ある程度のメイクが済んだら、朝食の支度をする。
実家住みとはいえ、成人している以上は朝食は家族の作ったものを食べず、自炊する。
今朝は家族が炊いておいてくれた共有の白米0.5合を盛り付け、納豆、簡単に卵焼きとアボカドのサラダで済ました。
朝食はあまりとらない。起きたばかりの体にご飯はあまり心地の良いものではない。
皿洗いが済んだあと、結んでいた髪を解き、アイロンで髪を巻く。
今日はこれができた。
一昨日と昨日はあまりに泣きすぎて何もする気が起きなかった。
普段できていることが昨日はできなかった。それほど追い込まれていたのだ、と自分でも痛感した。
今日は月曜、ゼミがあるから大学に行かなくてはいけない。
一人暮らしをすればいいのに、とよく言われるが、家族が好きでなかなか離れることができない。
家から何時間も離れた大学に向かうのも、さすがに慣れた。
一昨日は先輩に助けられた。
救われたと言っても過言じゃない。
ボロボロだった私を支えてくれた。杖のような人だ。芯が強くて優しい。
こんなお兄ちゃんがいればいいな、とあの夜に思ってしまった。
昨日は丸一日、家に引きこもっていた。"メダカ"のこともあった。あんなに優しくて、強くて、凛とした彼氏が、昔の存在になった。
彼氏と親友、"メダカ"の人以外とのメッセージは極力返さない。
それが私のスタンスだった。
周りにどう言われようと、曲げるつもりはなかった。
それが一昨日、二つ消えた。
ポカンと頭の中が空っぽになった。
電車に乗るのが、今日は怖いと思った。
一昨日の夜にいたあの不審者が今日もいるのではないかと、ビクビクした。
いつも通りの朝を迎えたのだから、大学に行ってもきっと、「いつも通り」が私を迎え入れてくれる。
そう思い通学路をなぞった。
今日は四限まである。その時間で、この数日間を洗い流そうと思った。
ゼミの時間になった。
よく考えたら、私は大学の"メダカ"で繋がった学友と同じゼミを選んだのだ、"メダカ"がまだ日常にいるということだ。
これがまた、嫌で仕方なかった。
その学友は、視線を合わせては逸らし続けていた。
気になるのなら話しかけてくればいいのに。臆病な人だ。
かくいう私も、そちらばかり気にしてしまう。臆病な人間だ。
先輩は今頃なにをしているかな、バイトの支度でもしてるのかな。
来週からはシフトを入れた。これまでのサークルによって生じたブランクを説明したら店長は苦い顔をして長期休みのような形をとってくれていた。
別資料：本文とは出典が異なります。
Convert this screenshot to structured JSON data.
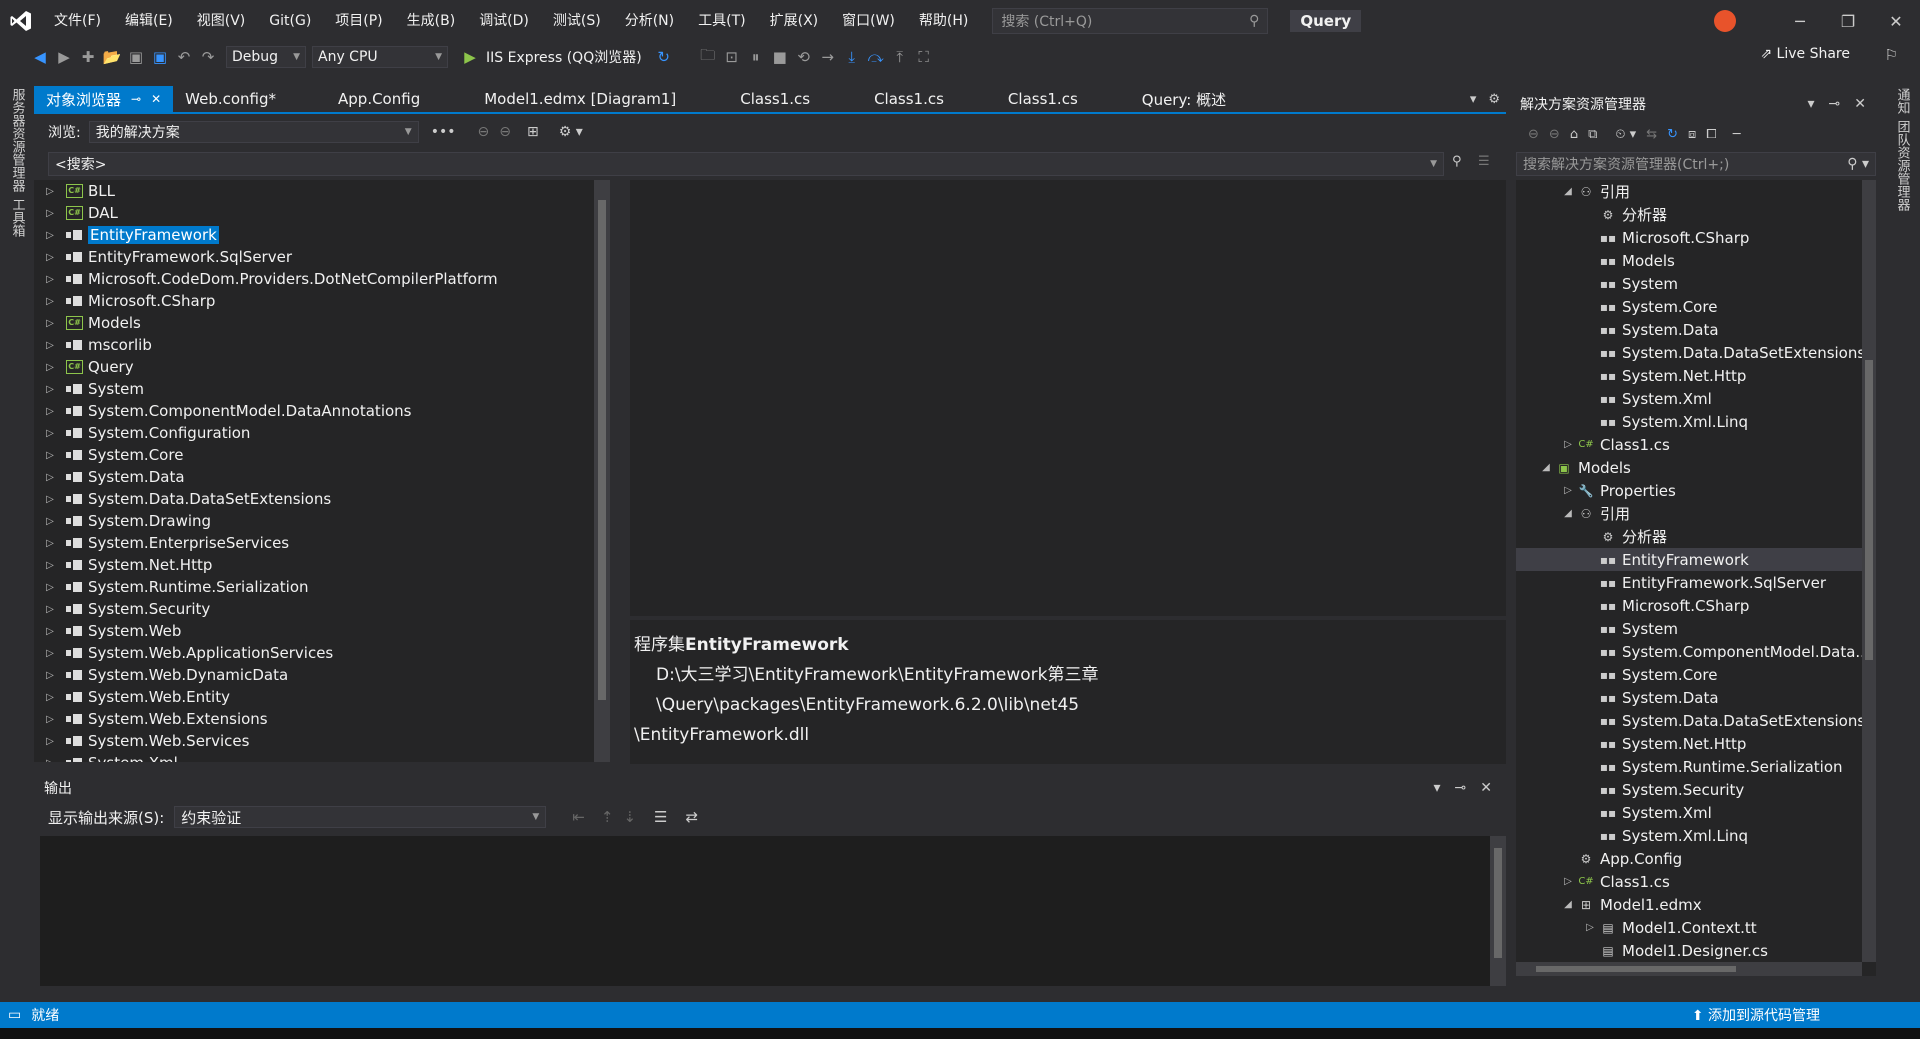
{
  "menu": [
    "文件(F)",
    "编辑(E)",
    "视图(V)",
    "Git(G)",
    "项目(P)",
    "生成(B)",
    "调试(D)",
    "测试(S)",
    "分析(N)",
    "工具(T)",
    "扩展(X)",
    "窗口(W)",
    "帮助(H)"
  ],
  "search": {
    "placeholder": "搜索 (Ctrl+Q)"
  },
  "project_title": "Query",
  "toolbar": {
    "config": "Debug",
    "platform": "Any CPU",
    "run_target": "IIS Express (QQ浏览器)",
    "live_share": "Live Share"
  },
  "left_strip": [
    "服务器资源管理器",
    "工具箱"
  ],
  "right_strip": [
    "通知",
    "团队资源管理器"
  ],
  "tabs": [
    {
      "label": "对象浏览器"
    },
    {
      "label": "Web.config*"
    },
    {
      "label": "App.Config"
    },
    {
      "label": "Model1.edmx [Diagram1]"
    },
    {
      "label": "Class1.cs"
    },
    {
      "label": "Class1.cs"
    },
    {
      "label": "Class1.cs"
    },
    {
      "label": "Query: 概述"
    }
  ],
  "browse": {
    "label": "浏览:",
    "value": "我的解决方案",
    "search_placeholder": "<搜索>"
  },
  "object_tree": [
    {
      "name": "BLL",
      "kind": "cs"
    },
    {
      "name": "DAL",
      "kind": "cs"
    },
    {
      "name": "EntityFramework",
      "kind": "asm",
      "selected": true
    },
    {
      "name": "EntityFramework.SqlServer",
      "kind": "asm"
    },
    {
      "name": "Microsoft.CodeDom.Providers.DotNetCompilerPlatform",
      "kind": "asm"
    },
    {
      "name": "Microsoft.CSharp",
      "kind": "asm"
    },
    {
      "name": "Models",
      "kind": "cs"
    },
    {
      "name": "mscorlib",
      "kind": "asm"
    },
    {
      "name": "Query",
      "kind": "cs"
    },
    {
      "name": "System",
      "kind": "asm"
    },
    {
      "name": "System.ComponentModel.DataAnnotations",
      "kind": "asm"
    },
    {
      "name": "System.Configuration",
      "kind": "asm"
    },
    {
      "name": "System.Core",
      "kind": "asm"
    },
    {
      "name": "System.Data",
      "kind": "asm"
    },
    {
      "name": "System.Data.DataSetExtensions",
      "kind": "asm"
    },
    {
      "name": "System.Drawing",
      "kind": "asm"
    },
    {
      "name": "System.EnterpriseServices",
      "kind": "asm"
    },
    {
      "name": "System.Net.Http",
      "kind": "asm"
    },
    {
      "name": "System.Runtime.Serialization",
      "kind": "asm"
    },
    {
      "name": "System.Security",
      "kind": "asm"
    },
    {
      "name": "System.Web",
      "kind": "asm"
    },
    {
      "name": "System.Web.ApplicationServices",
      "kind": "asm"
    },
    {
      "name": "System.Web.DynamicData",
      "kind": "asm"
    },
    {
      "name": "System.Web.Entity",
      "kind": "asm"
    },
    {
      "name": "System.Web.Extensions",
      "kind": "asm"
    },
    {
      "name": "System.Web.Services",
      "kind": "asm"
    },
    {
      "name": "System.Xml",
      "kind": "asm"
    }
  ],
  "detail": {
    "prefix": "程序集",
    "name": "EntityFramework",
    "path_line1": "D:\\大三学习\\EntityFramework\\EntityFramework第三章\\Query\\packages\\EntityFramework.6.2.0\\lib\\net45",
    "path_line2": "\\EntityFramework.dll"
  },
  "output": {
    "title": "输出",
    "source_label": "显示输出来源(S):",
    "source_value": "约束验证"
  },
  "solution": {
    "title": "解决方案资源管理器",
    "search_placeholder": "搜索解决方案资源管理器(Ctrl+;)",
    "rows": [
      {
        "label": "引用",
        "indent": 2,
        "exp": "◢",
        "icon": "ref"
      },
      {
        "label": "分析器",
        "indent": 3,
        "exp": "",
        "icon": "analyzer"
      },
      {
        "label": "Microsoft.CSharp",
        "indent": 3,
        "exp": "",
        "icon": "asm"
      },
      {
        "label": "Models",
        "indent": 3,
        "exp": "",
        "icon": "asm"
      },
      {
        "label": "System",
        "indent": 3,
        "exp": "",
        "icon": "asm"
      },
      {
        "label": "System.Core",
        "indent": 3,
        "exp": "",
        "icon": "asm"
      },
      {
        "label": "System.Data",
        "indent": 3,
        "exp": "",
        "icon": "asm"
      },
      {
        "label": "System.Data.DataSetExtensions",
        "indent": 3,
        "exp": "",
        "icon": "asm"
      },
      {
        "label": "System.Net.Http",
        "indent": 3,
        "exp": "",
        "icon": "asm"
      },
      {
        "label": "System.Xml",
        "indent": 3,
        "exp": "",
        "icon": "asm"
      },
      {
        "label": "System.Xml.Linq",
        "indent": 3,
        "exp": "",
        "icon": "asm"
      },
      {
        "label": "Class1.cs",
        "indent": 2,
        "exp": "▷",
        "icon": "csfile"
      },
      {
        "label": "Models",
        "indent": 1,
        "exp": "◢",
        "icon": "proj"
      },
      {
        "label": "Properties",
        "indent": 2,
        "exp": "▷",
        "icon": "wrench"
      },
      {
        "label": "引用",
        "indent": 2,
        "exp": "◢",
        "icon": "ref"
      },
      {
        "label": "分析器",
        "indent": 3,
        "exp": "",
        "icon": "analyzer"
      },
      {
        "label": "EntityFramework",
        "indent": 3,
        "exp": "",
        "icon": "asm",
        "highlight": true
      },
      {
        "label": "EntityFramework.SqlServer",
        "indent": 3,
        "exp": "",
        "icon": "asm"
      },
      {
        "label": "Microsoft.CSharp",
        "indent": 3,
        "exp": "",
        "icon": "asm"
      },
      {
        "label": "System",
        "indent": 3,
        "exp": "",
        "icon": "asm"
      },
      {
        "label": "System.ComponentModel.Data...",
        "indent": 3,
        "exp": "",
        "icon": "asm"
      },
      {
        "label": "System.Core",
        "indent": 3,
        "exp": "",
        "icon": "asm"
      },
      {
        "label": "System.Data",
        "indent": 3,
        "exp": "",
        "icon": "asm"
      },
      {
        "label": "System.Data.DataSetExtensions",
        "indent": 3,
        "exp": "",
        "icon": "asm"
      },
      {
        "label": "System.Net.Http",
        "indent": 3,
        "exp": "",
        "icon": "asm"
      },
      {
        "label": "System.Runtime.Serialization",
        "indent": 3,
        "exp": "",
        "icon": "asm"
      },
      {
        "label": "System.Security",
        "indent": 3,
        "exp": "",
        "icon": "asm"
      },
      {
        "label": "System.Xml",
        "indent": 3,
        "exp": "",
        "icon": "asm"
      },
      {
        "label": "System.Xml.Linq",
        "indent": 3,
        "exp": "",
        "icon": "asm"
      },
      {
        "label": "App.Config",
        "indent": 2,
        "exp": "",
        "icon": "config"
      },
      {
        "label": "Class1.cs",
        "indent": 2,
        "exp": "▷",
        "icon": "csfile"
      },
      {
        "label": "Model1.edmx",
        "indent": 2,
        "exp": "◢",
        "icon": "edmx"
      },
      {
        "label": "Model1.Context.tt",
        "indent": 3,
        "exp": "▷",
        "icon": "tt"
      },
      {
        "label": "Model1.Designer.cs",
        "indent": 3,
        "exp": "",
        "icon": "tt"
      }
    ]
  },
  "status": {
    "text": "就绪",
    "right": "添加到源代码管理"
  },
  "colors": {
    "accent": "#007acc",
    "background": "#2d2d30",
    "panel": "#252526"
  }
}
それを謝りたいし、受け入れてくれてありがとう、と伝えたい。
これからはキチンと契約通り、週3回出勤をするつもりだ。
だがしかし、思い返してみると、手を握り、肩を抱き合いながら泣いたのだ、どんな顔をして出勤すればいいのだろう。
と、少し照れくさい気持ちもあった。
ただ、人の温もりには触れることができたが、先輩に恋愛の情は浮かばなかった。
それよりも大きなもので括られているような、そんな気がした。
「恋人」のような脆くて不確実な関係にはしたくない。そう先輩も思っていてくれると嬉しい。
何事もなく、ゼミを終えた。
帰路についた、そして少しお腹が空いた。
コンビニに寄ろう。
そうして寄ったそのコンビニに、一昨日の不審者がいた。
やはり"メダカ"の人なんだろう。
そう思った。
これからは毎日がこのような形になってしまうのか、ととても恐れた。
しかし、対象は私ではなかったようだ。
後にやってきたゼミの人が、その不審者と会話をしているのを見た。
何かをやりとりし、不審者がコーヒーを二つ買い、その人と一緒に去っていった。
少し安堵した。よかった。
もう逃げ場はないのかもしれない、と思ってしまった。
D社の目が私の生活に貼り付いている───そんな気がした。
少し絶望した。
私はこの先、おそらく大学を出るまでは、このような生活が続くのかもしれないと思うとふらつきを感じてしまった。
先輩も巻き込んだかもしれない。
申し訳なさも感じた。
ただ、私は私の日常を取り戻すのだ。そう固く決意し、電車に乗った。
電車は10分の遅延があった。
喫煙所に寄ればよかったな、と少し思った。